This looks great though. +1 choosing Qt instead of Electron. -1 for Python though. Otherwise, your approach ticks most of my boxes.
One feature I'd like to see though is reverse file associations - basically associate Linux filetypes inside the Windows VM so that any file you open in a Windows app would open the file in Linux, assuming Linux has a file association for it. Say I've installed Directory Opus in the VM and I want to use it as my primary file manager in Linux, and say I double-click on a .xml file, I would like to open it in the Linux app associated with that filetype (which would be Kate in my case).
On Python: fair pushback. Picked it for stdlib coverage (zero runtime deps on 3.11+, one tomli fallback for 3.9/3.10) and iteration speed. Heavy lifting is in the container and FreeRDP so perf hasn't been the bottleneck, but yeah the language choice is a tradeoff.
Reverse file association is interesting, hadn't thought about that direction. The v0.3.0 agent could probably handle it but I'd want to look at the security model first. Marking it TBD. If you open an issue with the use case that'd help me scope it.
The OCI approach should mean that resources are not ringfenced and held separate from the host, which would be beneficial for applications run on the host. A winapps approach using a VM that is run on the host would constrain the host while the VM is running, which the VM would need to be to make sure the windows app is "always available".

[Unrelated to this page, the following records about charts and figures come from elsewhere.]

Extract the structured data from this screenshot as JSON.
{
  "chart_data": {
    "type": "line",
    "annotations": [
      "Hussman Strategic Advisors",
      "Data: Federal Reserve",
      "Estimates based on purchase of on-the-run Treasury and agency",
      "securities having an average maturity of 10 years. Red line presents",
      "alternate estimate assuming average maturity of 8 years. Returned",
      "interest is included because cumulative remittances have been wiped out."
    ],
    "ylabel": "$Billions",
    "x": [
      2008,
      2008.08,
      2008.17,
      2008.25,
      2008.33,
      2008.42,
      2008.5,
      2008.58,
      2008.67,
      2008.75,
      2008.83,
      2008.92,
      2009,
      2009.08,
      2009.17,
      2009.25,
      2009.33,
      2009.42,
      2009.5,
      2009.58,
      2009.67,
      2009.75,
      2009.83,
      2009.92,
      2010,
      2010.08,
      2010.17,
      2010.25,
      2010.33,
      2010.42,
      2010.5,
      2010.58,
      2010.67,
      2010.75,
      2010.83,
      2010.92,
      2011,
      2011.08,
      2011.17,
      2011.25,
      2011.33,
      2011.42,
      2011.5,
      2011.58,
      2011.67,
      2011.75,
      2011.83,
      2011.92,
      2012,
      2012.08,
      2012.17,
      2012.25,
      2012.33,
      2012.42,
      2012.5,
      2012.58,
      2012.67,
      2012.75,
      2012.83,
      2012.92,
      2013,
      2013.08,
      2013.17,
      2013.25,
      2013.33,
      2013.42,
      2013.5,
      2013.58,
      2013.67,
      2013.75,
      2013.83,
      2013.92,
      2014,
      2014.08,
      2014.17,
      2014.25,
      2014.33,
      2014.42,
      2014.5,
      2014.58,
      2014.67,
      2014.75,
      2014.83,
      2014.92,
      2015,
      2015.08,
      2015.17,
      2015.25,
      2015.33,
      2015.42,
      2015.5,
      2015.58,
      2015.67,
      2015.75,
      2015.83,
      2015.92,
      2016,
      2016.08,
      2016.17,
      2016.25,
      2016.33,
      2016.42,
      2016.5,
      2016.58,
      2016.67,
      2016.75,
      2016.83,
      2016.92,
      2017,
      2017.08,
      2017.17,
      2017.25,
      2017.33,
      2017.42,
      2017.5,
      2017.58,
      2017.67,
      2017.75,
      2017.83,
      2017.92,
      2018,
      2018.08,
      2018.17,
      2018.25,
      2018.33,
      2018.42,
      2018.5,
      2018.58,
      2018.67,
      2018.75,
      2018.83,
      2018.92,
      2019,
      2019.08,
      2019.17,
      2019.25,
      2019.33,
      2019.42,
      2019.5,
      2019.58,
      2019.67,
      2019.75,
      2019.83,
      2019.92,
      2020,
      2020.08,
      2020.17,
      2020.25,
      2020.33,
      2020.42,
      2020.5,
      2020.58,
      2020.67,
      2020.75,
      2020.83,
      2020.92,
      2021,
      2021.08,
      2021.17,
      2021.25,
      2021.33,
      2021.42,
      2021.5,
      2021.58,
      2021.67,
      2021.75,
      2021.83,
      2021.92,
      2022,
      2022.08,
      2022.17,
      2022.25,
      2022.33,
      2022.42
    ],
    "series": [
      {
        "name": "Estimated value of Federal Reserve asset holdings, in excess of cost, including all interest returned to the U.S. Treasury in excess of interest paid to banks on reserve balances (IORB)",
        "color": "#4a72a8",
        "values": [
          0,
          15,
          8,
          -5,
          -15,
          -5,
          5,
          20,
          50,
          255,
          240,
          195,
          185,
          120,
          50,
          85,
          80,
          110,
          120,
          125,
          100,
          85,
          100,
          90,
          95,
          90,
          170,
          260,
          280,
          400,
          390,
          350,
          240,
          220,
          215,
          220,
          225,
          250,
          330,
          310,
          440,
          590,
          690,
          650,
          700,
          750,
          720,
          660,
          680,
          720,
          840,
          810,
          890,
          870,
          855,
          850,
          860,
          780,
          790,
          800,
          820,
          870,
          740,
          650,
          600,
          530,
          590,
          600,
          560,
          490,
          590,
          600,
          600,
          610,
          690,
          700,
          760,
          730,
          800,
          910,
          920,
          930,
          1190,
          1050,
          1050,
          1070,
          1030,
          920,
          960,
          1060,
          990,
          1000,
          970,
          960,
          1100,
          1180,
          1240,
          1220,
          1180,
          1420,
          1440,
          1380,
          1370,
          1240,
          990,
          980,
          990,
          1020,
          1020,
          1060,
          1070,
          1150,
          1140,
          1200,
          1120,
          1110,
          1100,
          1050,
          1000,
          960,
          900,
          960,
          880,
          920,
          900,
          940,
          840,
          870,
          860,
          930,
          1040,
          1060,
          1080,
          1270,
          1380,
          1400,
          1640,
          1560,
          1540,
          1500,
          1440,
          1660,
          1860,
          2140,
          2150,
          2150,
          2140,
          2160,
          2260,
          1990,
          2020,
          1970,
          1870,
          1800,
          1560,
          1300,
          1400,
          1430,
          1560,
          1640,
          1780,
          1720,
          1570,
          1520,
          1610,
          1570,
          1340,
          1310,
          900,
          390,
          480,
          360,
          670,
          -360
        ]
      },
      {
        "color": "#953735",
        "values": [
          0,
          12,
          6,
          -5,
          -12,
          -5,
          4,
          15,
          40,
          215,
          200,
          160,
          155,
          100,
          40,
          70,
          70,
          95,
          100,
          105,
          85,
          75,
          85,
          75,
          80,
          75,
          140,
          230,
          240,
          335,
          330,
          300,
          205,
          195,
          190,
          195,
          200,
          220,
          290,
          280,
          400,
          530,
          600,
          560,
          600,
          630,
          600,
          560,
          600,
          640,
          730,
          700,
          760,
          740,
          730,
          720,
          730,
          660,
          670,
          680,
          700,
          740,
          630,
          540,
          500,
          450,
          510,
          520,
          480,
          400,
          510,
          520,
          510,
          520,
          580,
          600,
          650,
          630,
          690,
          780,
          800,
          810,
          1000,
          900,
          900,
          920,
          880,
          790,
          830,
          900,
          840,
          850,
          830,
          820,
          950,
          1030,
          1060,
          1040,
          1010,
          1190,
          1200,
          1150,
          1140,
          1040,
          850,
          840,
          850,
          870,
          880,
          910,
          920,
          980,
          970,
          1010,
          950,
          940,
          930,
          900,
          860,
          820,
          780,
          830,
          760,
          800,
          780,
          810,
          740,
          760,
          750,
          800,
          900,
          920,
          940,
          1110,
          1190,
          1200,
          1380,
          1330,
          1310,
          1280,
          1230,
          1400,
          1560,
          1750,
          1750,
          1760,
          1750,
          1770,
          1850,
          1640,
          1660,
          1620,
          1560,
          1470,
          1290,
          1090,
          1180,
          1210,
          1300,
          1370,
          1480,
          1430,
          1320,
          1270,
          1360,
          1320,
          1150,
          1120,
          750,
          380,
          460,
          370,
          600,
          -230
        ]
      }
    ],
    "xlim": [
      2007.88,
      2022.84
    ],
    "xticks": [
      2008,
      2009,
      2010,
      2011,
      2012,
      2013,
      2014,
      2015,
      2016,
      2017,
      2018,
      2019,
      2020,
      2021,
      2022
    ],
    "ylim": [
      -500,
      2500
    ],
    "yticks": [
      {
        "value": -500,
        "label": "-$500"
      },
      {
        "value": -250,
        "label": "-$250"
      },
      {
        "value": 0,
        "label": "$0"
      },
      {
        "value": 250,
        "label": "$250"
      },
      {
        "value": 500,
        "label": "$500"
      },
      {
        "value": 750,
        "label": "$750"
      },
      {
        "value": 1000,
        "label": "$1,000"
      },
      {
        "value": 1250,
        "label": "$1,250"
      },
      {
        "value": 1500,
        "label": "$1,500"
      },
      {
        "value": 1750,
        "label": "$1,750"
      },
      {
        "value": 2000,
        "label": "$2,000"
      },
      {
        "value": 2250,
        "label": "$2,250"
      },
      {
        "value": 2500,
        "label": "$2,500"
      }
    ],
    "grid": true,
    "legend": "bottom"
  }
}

Is there a noticeable performance benefit to using winpodx compared to winapps? How does the idle resource usage compare too?
Can we take this to mean that GPU passthrough is planned? This would be huge especially for running Adobe/Canva software.
It is a fair criticism and some languages do fare better than others. Python is kind of in the middle there in my opinion. It's pretty easy to keep a relatively simple dependency graph with a little bit of discipline.
https://en.wikipedia.org/wiki/Windows_Subsystem_for_Linux
> allows the use of a Linux environment from within Windows, foregoing the overhead of a virtual machine and being an alternative to dual booting.
WSL2 isn't a Windows subsystem by definition as far as I can tell.
But WSL2 is a VM, not just an implementation of Linux utilities
Is Grammarly considered AI or not? I use Grammarly heavily because I use speech recognition in a stream of consciousness mode. It catches misrecognitions and language where I thought the right word but said a different one.
The below is the above once through Grammarly and a couple of written-by-me substitutions.
Is Grammarly considered AI or not? I use Grammarly heavily because I use Aqua speech recognition in a stream-of-consciousness mode. It catches misrecognitions and language where I thought the right word but said the wrong one.
If the writing ends up being the same as what you would produce if you carefully edited it yourself, it will be well received. If it shows any signs of being machine-generated rather than human-authored, the audience will sense it and react negatively.
We advise against copy+pasting any generated text into HN. If you think there’s some fuzziness around the definition of “generated”, well, see what happens.